Landscape architects operate in much the same was as traditional architects. They are responsible for both the functional and aesthetic layout of a design. The principal difference is in the medium in which they work. Landscape architects use living canvases, such as grasses, flowers and trees, as well as traditional construction materials such as concrete to enhance and beautify outdoor spaces. Landscape architects design and plan out green spaces for a number of different clients. They can work on large-scale projects such as public use spaces like parks and recreational areas, as well as major commercial and industrial sites. In these instances, landscape architects often work closely with local government commissions and traditional architects when planning out the ideal landscape to enhance and complement the buildings they accompany. Landscape architects also work on smaller projects, such as private homes. In these instances, they will work closely with the homeowner to create a living landscape that suits the individual's personal taste.
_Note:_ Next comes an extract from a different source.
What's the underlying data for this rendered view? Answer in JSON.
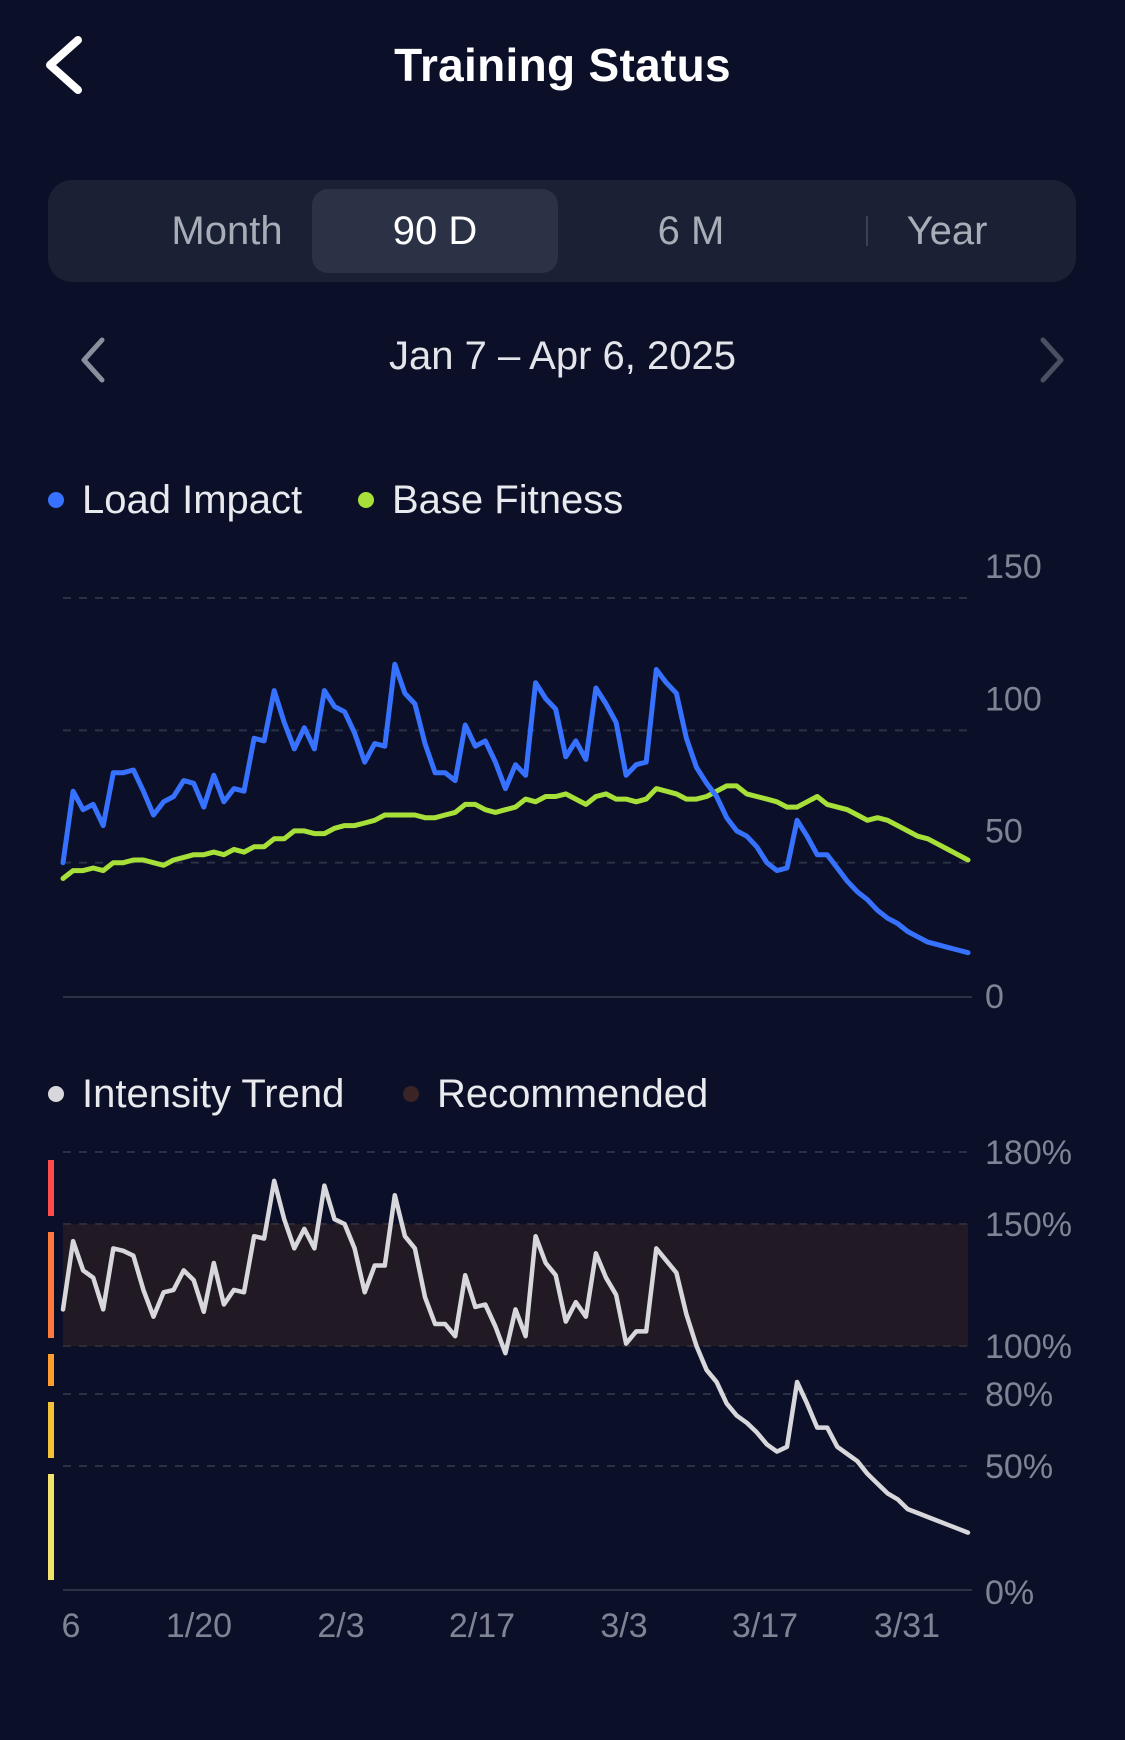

Landscape architects are required to be registered in the state in which they practice. These registration requirements vary by location, but most require a degree as well as an exam for licensing. As the economy and housing market rebounds, the outlook for landscape architects is very promising. The market for these services is closely tied to the construction industry, as new construction requires the services of landscape architects to complement the aesthetics of the buildings being planned.
Landscape Architect Tasks
Coordinate with engineers, urban planners, and other specialists to meet all project goals.
Design site plans, specifications and estimates for solutions, including working with or removing existing land features.
Consult with clients to determine needs, scope, vision, and budget for physical landscape.
Balance needs for safety, beauty, cost, and utility in final execution of plans.